7 de janeiro de 2015 - um dia atrasada

Não que eu tenha outra coisa bonitinha pra falar, não tenho mesmo.
Mas senti um impulso muito forte de escrever algo, não importa onde.
Esse ano foi o primeiro que passei a primeira quinzena de janeiro em Sossego e não está sendo bacana, tirando apenas alguns fatores e pessoas.
Pensando bem, as coisas mudaram muito desde o último post que fez aqui, eu terminei de escrever um livro e duas integrantes de nosso clube são debutantes. 
Hoje eu achei uma Polly minha entre as Pollys da Laura e ela disse que achava essa a mais feia das que ela tinha. Só que é minha. E também é minha preferida. Fiquei bastante chateada, a verdade é essa. Se exagerei, também não me importo.
E pensando no quanto as coisas mudaram do dia 6 de janeiro de 2014 até 7 de janeiro de 2015, eu só posso pensar no quanto as coisas vão continuar mudando para o resto de nossas vidas. Ano após ano.
É bacana porque tem gente que pensa na vida como uma história, pode até ser, mas uma história só conta parte da vida de alguém. E o interessante é pensar na vida como várias histórias, talvez. Porém com os mesmos personagens. Interessante você lidar todos os dias sem o medo de achar que uma história pode terminar logo ali. Não precisa ter medo do fim, não precisa achar que tudo é grande coisa pq, meninas, eu sei que sou a mais velha, mas eu não sou tão velha. Eu tenho 17. Quanto falta para chegar na idade do vovô Lediel? Quanto falta para vocês? Quanto tempo vai levar até todos os fios dos nossos cabelos ficarem totalmente brancos? Quantos livros vamos ler, quantos vamos escrever? Quantas pessoas vamos decepcionar? Quantos anos vão passar e quantos posts vamos fazer? Incontáveis. Talvez um dia vamos ler isso e pensar que foi a maior besteira já dita e rir do quanto sou trouxa. Mas, cara, a gente vai saber de todas as histórias até lá, vamos saber de todos os fins e lembrar de todos os começos.

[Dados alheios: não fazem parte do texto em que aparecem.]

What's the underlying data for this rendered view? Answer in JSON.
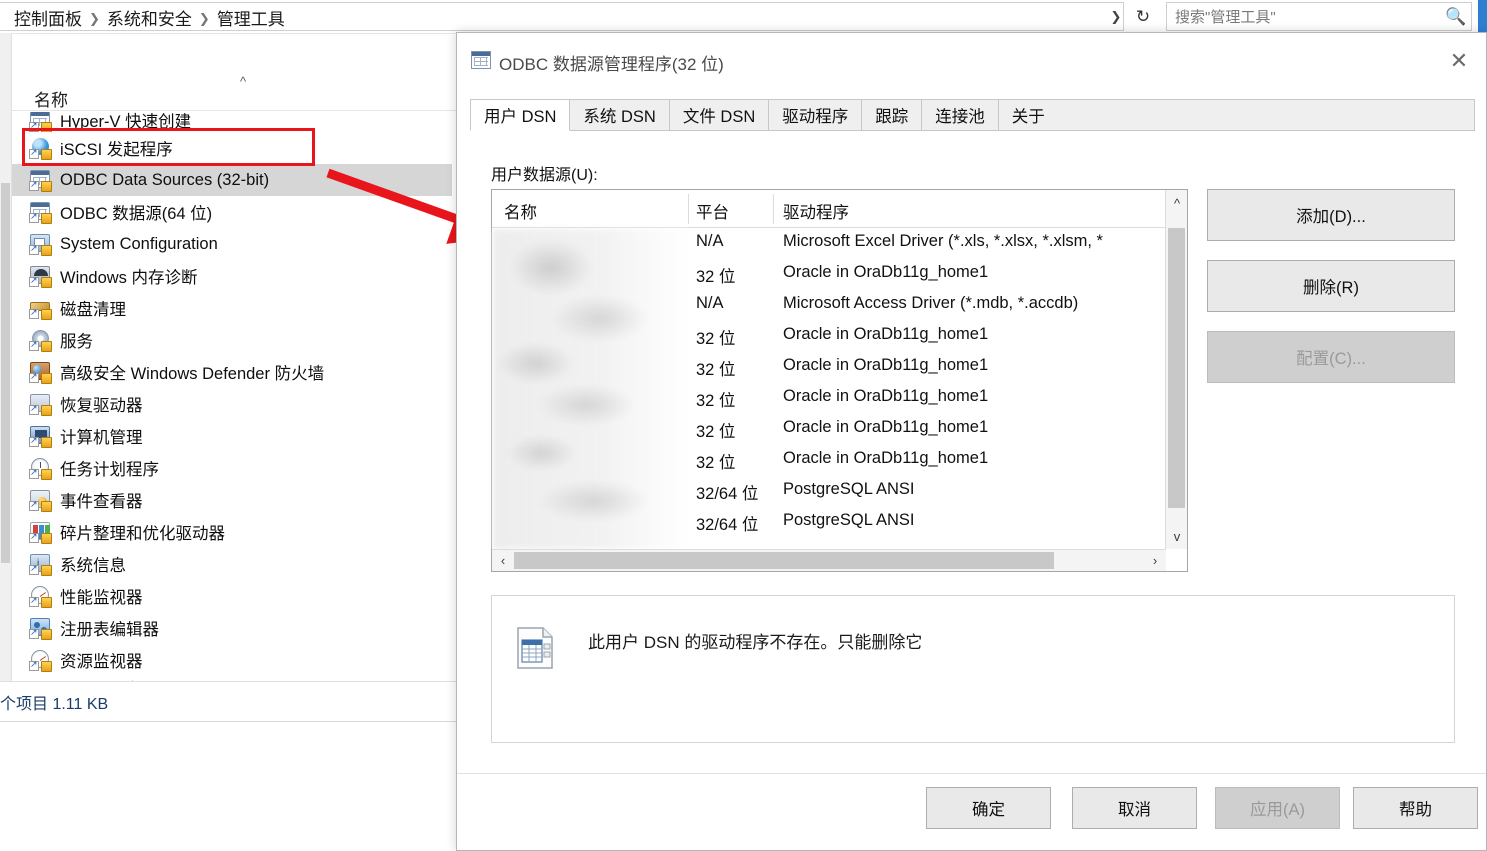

Não sei vocês, mas eu costumava pensar que a vida, o universo e tudo mais, eram como um livro. Mas, meninas, não são. Nem a vida, nem o universo e nem tudo mais. Não é uma linha, é bacana pensar como um círculo, talvez. Não pensar que o futuro vai demorar muito para chegar, mas aceitar que chega. Lidar com as crises de ter que escolher uma faculdade, por exemplo, mas sem pensar que a decisão precisa, necessariamente, ser definitiva. Todo mundo tem direito de errar. Mas isso não significa que não devemos tentar o certo, é só não perder a cabeça por isso. Errar faz parte.
E eu sei que está muito cedo para essas filosofias, mas ei! Nenhuma cabeça fica vazia por muito tempo e é bom deixar as ideias vazarem por algum lugar.
Eu espero que tudo na vida de vocês dê certo. Tudo mesmo.
Claro que não quero que vocês esqueçam o passado, onde a gente brincava no quintal da casa da vovó, mas também não quero que vocês passem o tempo todo preocupadas com o que fazer no futuro ou no quanto serão brilhantes. Quero que pensem na vida bacana que levam agora e no que podem fazer para ela ficar ainda mais bacana e tranquila. Sem fardos pesados, se lhes forem permitidas.
Claro também não quero que se esqueçam de que pensar no futuro é importante. É complicado. O tempo é complicado, toda essa história de passado, presente e futuro. Complicado e assustador. Assustador no quanto passa rápido e complicado se for tentar entender.
Só não percam a cabeça. Não vivam um drama, talvez um comédia ou uma aventura (minha escolha preferida), ou comédia romântica, terror, ação, qualquer coisa meninas. Até um drama, se vocês realmente quiserem.
Mas sempre tenham em mente de que tudo passa, todo filme chega ao fim, todo livro acaba. Toda história termina. E isso nunca quer dizer que não se pode começar outra.